Hip-hop began in the 1970s as a cultural force that showcased the political, revolutionary and militant voice of Black America. Initially, it was created by Black people for Black people as a way of expressing the plight and promises within our community.
But to make hip-hop popular among wider audiences, the modus operandi shifted, creating a chasm between artists and the cultural implications that once informed rap. Over time, it appears some artists have progressively moved their fingers off the pulse of our history, and in the process disrespected the men and women who paved the way for their success.
Here are five examples of celebrities who lost touch.
Rap star Lil Wayne set a firestorm of controversy in 2013 when he collaborated on a remix of rapper Future’s “Karate Chop.” In his verse, Wayne spewed a lyric that referenced the brutal 1955 murder of civil rights martyr Emmett Till. The Till family members responded by releasing an open letter to Wayne in which they voiced their disappointment and concern for the irresponsible use of his public platform.
The beginning of the letter read:
“The words we speak are powerful enough for preservation of life, but also have the capacity to destroy it. When you spit lyrics like “Beat that p**** up like Emmett Till,” not only are you destroying the preservation and legacy of Emmett Till’s memory and name, but the impact of his murder in black history along with degradation of women.”

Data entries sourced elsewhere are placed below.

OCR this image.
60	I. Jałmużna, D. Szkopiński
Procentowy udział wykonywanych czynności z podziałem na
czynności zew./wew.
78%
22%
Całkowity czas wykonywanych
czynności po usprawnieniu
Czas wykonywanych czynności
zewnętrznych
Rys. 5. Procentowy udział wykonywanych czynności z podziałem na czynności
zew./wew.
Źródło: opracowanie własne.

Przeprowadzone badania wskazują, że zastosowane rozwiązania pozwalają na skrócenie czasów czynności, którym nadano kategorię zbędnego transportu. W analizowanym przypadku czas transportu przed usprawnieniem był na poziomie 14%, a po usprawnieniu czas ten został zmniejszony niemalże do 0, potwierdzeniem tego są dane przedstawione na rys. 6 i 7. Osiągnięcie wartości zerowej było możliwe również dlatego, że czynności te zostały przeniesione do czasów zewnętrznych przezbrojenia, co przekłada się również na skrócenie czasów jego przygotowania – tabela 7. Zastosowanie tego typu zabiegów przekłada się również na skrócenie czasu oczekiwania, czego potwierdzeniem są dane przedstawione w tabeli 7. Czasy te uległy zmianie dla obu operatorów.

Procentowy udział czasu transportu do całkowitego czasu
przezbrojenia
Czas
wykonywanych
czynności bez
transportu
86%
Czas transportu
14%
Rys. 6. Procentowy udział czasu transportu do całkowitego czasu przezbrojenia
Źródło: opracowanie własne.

Wayne responded with an open letter “acknowledging” the family’s hurt and supporting Epic Records’ decision to pull the song from the airwaves. He wrote:
“It has come to my attention that lyrics from my contribution to a fellow artist’s song has deeply offended your family. As a father myself, I cannot imagine the pain that your family has had to endure. I would like to take a moment to acknowledge your hurt, as well as the letter you sent to me via your attorneys.”